Fear is arguably the dominant theme in William Golding's Lord of the Flies. From the moment the boys find themselves alone on the island, fear works quietly and steadily to unravel their fragile order, driving them from reasoned cooperation towards superstition, cruelty and savagery.
Fear of the "beast". The most obvious form of fear is the boys' dread of an imagined monster. It begins with the small boy with the mulberry birthmark who speaks of a "snake-thing", and grows until the beast dominates the assemblies. Because the little ones cannot distinguish nightmare from reality, the fear spreads and hardens into shared belief. The sighting of the dead parachutist, mistaken for the beast, seems to confirm it.
Fear of the unknown and the dark. The island at night, its noises and shadows, breeds terror. Fear feeds on ignorance; the boys people the darkness with horrors of their own making. Golding shows how, cut off from the adult world, the mind manufactures its own demons.
Fear as a tool of power. Jack exploits fear to seize and hold control. By keeping the idea of the beast alive, and by offering sacrifices to it, he binds the boys to himself and justifies his tyranny. Fear becomes the foundation of his savage regime, showing how terror can be manipulated for political ends.
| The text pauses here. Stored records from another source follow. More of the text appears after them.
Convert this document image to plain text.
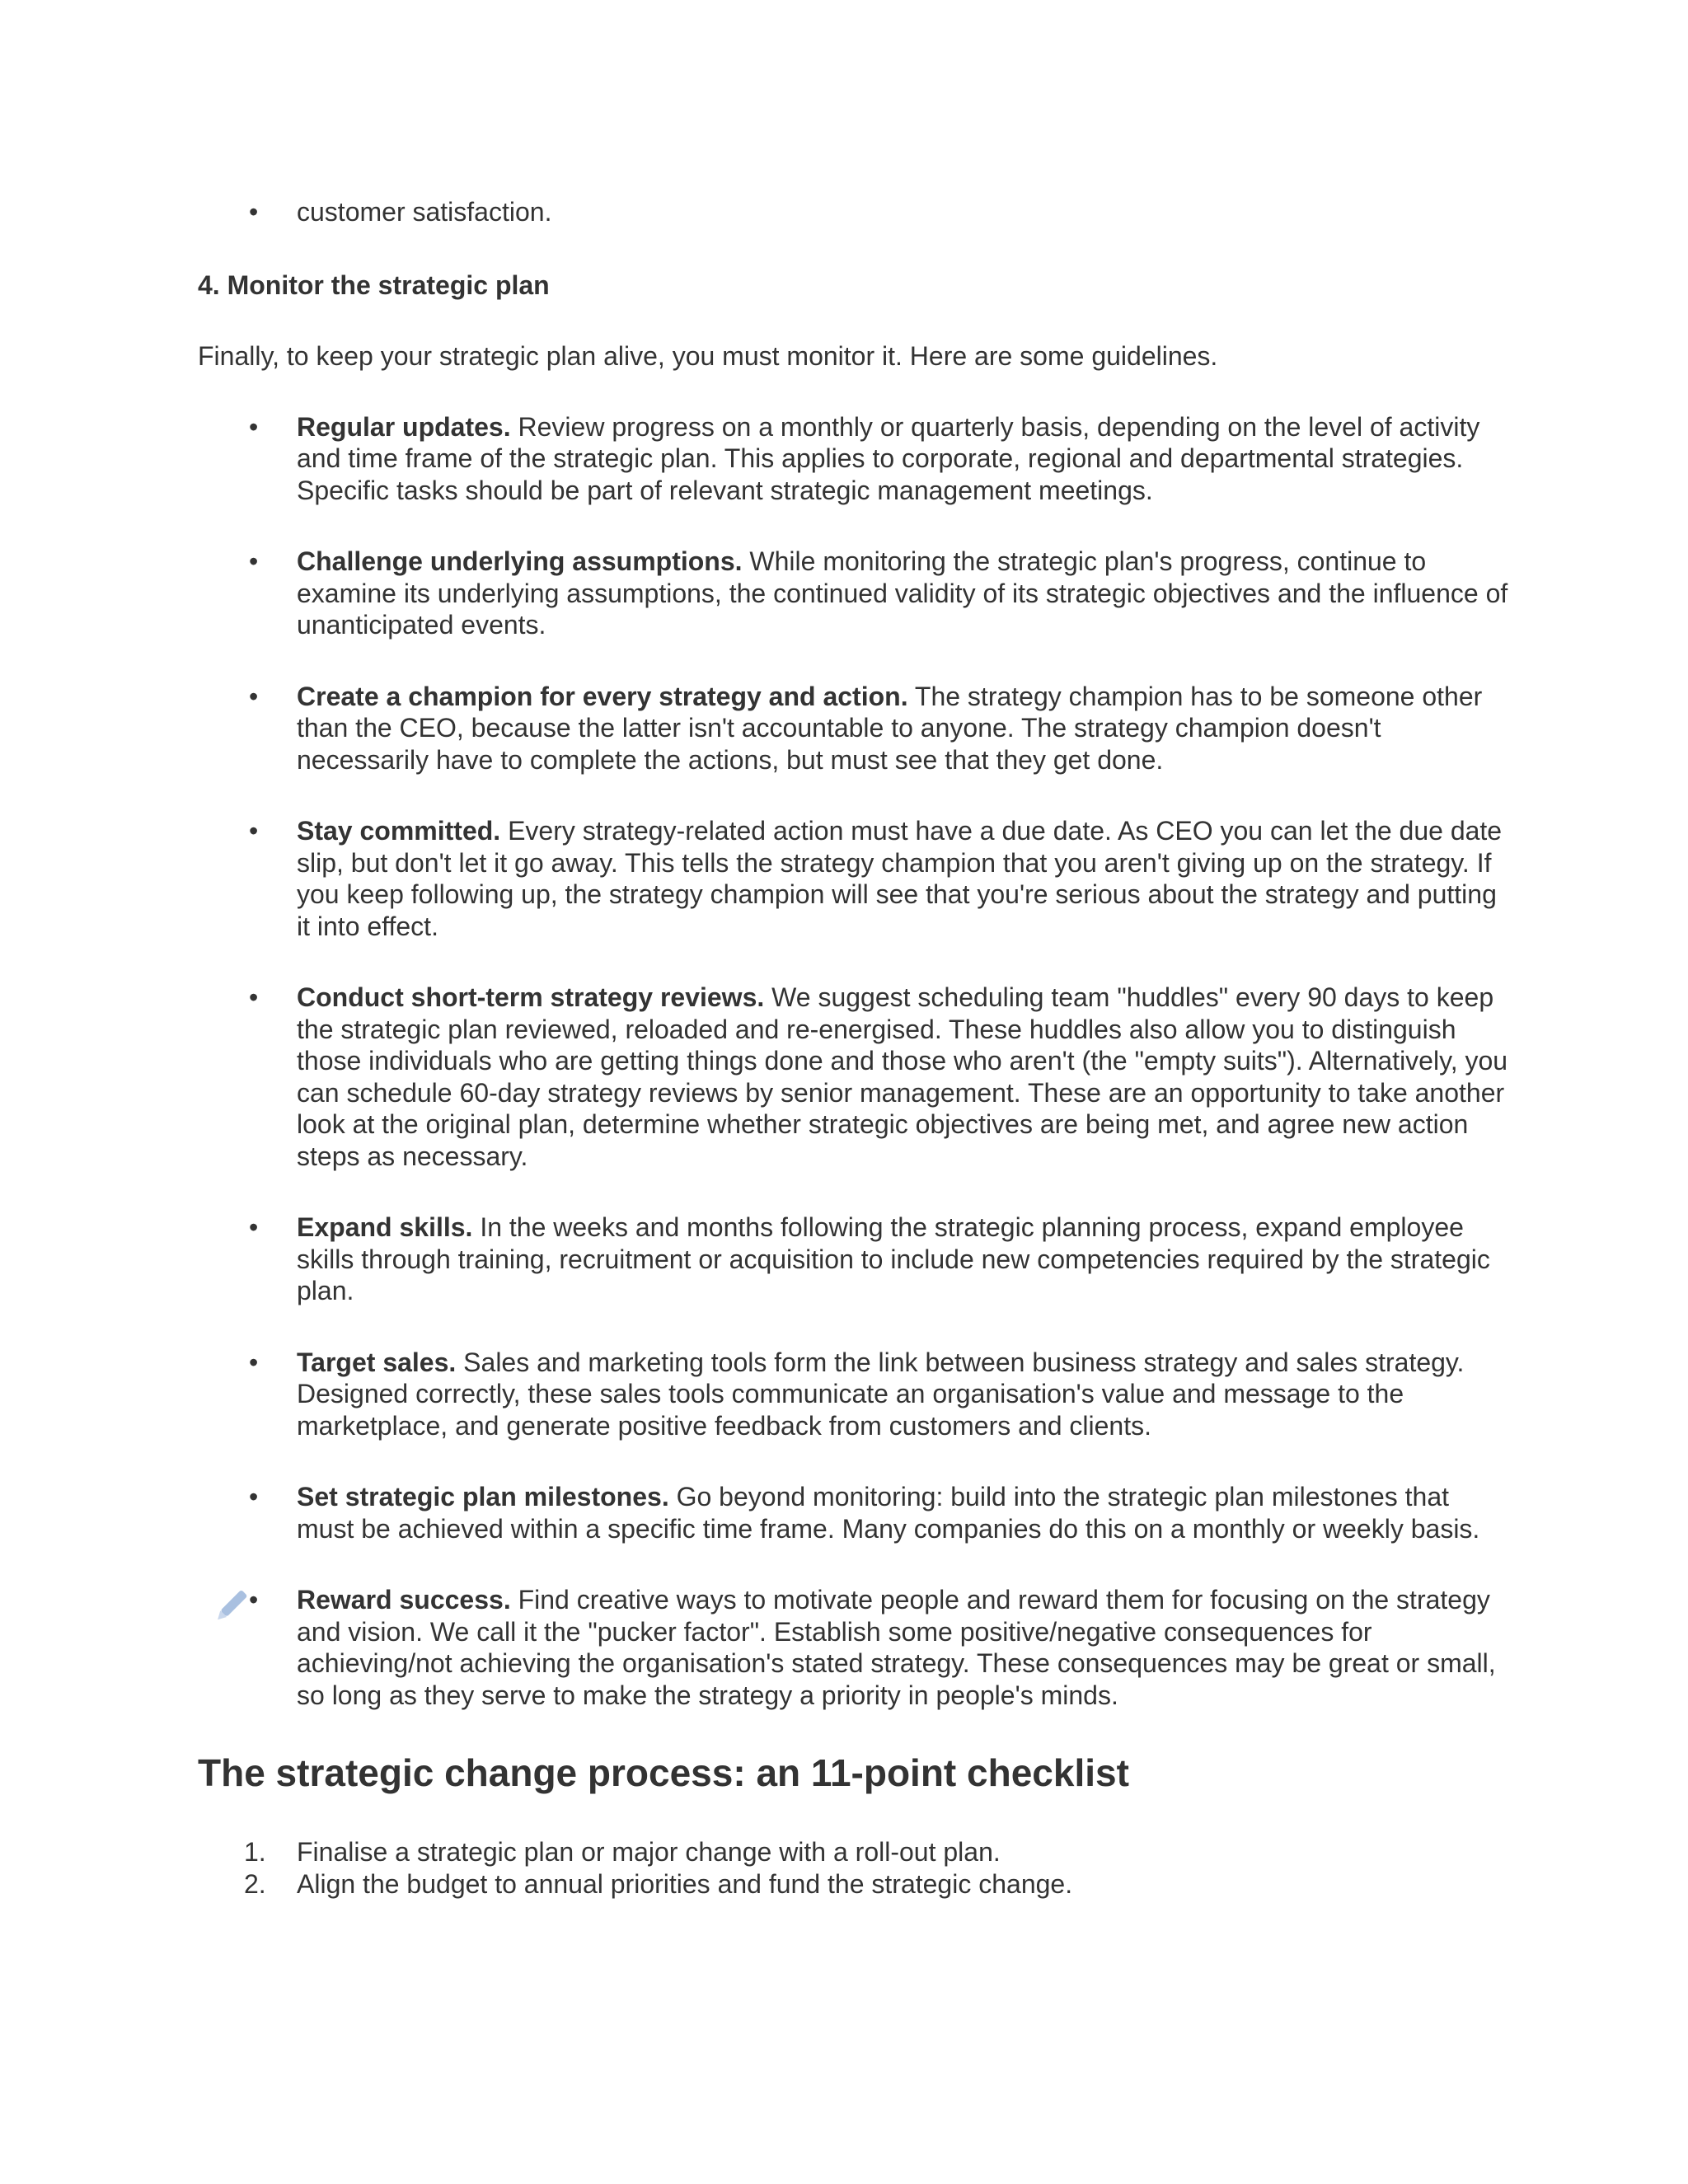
• customer satisfaction.
4. Monitor the strategic plan

Finally, to keep your strategic plan alive, you must monitor it. Here are some guidelines.

• Regular updates. Review progress on a monthly or quarterly basis, depending on the level of activity and time frame of the strategic plan. This applies to corporate, regional and departmental strategies. Specific tasks should be part of relevant strategic management meetings.
• Challenge underlying assumptions. While monitoring the strategic plan's progress, continue to examine its underlying assumptions, the continued validity of its strategic objectives and the influence of unanticipated events.
• Create a champion for every strategy and action. The strategy champion has to be someone other than the CEO, because the latter isn't accountable to anyone. The strategy champion doesn't necessarily have to complete the actions, but must see that they get done.
• Stay committed. Every strategy-related action must have a due date. As CEO you can let the due date slip, but don't let it go away. This tells the strategy champion that you aren't giving up on the strategy. If you keep following up, the strategy champion will see that you're serious about the strategy and putting it into effect.
• Conduct short-term strategy reviews. We suggest scheduling team "huddles" every 90 days to keep the strategic plan reviewed, reloaded and re-energised. These huddles also allow you to distinguish those individuals who are getting things done and those who aren't (the "empty suits"). Alternatively, you can schedule 60-day strategy reviews by senior management. These are an opportunity to take another look at the original plan, determine whether strategic objectives are being met, and agree new action steps as necessary.
• Expand skills. In the weeks and months following the strategic planning process, expand employee skills through training, recruitment or acquisition to include new competencies required by the strategic plan.
• Target sales. Sales and marketing tools form the link between business strategy and sales strategy. Designed correctly, these sales tools communicate an organisation's value and message to the marketplace, and generate positive feedback from customers and clients.
• Set strategic plan milestones. Go beyond monitoring: build into the strategic plan milestones that must be achieved within a specific time frame. Many companies do this on a monthly or weekly basis.
• Reward success. Find creative ways to motivate people and reward them for focusing on the strategy and vision. We call it the "pucker factor". Establish some positive/negative consequences for achieving/not achieving the organisation's stated strategy. These consequences may be great or small, so long as they serve to make the strategy a priority in people's minds.
The strategic change process: an 11-point checklist
1. Finalise a strategic plan or major change with a roll-out plan.
2. Align the budget to annual priorities and fund the strategic change.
The true location of fear: within. Simon alone grasps the deepest truth, that the beast is not an external creature but the darkness inside the boys themselves: "maybe it's only us". The Lord of the Flies, the pig's head, voices this insight, telling Simon the beast is part of him and cannot be hunted or killed. Fear is therefore ultimately fear of human nature's own capacity for evil.
The consequences of fear. Fear destroys reason and morality. It leads to the frenzied killing of Simon, the hunting of Ralph, and the collapse of every civilised restraint. Piggy's death and the burning island are its final fruits.
Thus fear pervades the novel from first to last, and Golding uses it to reveal how easily terror, whether of an imagined beast or of the darkness within, can reduce human beings to savagery.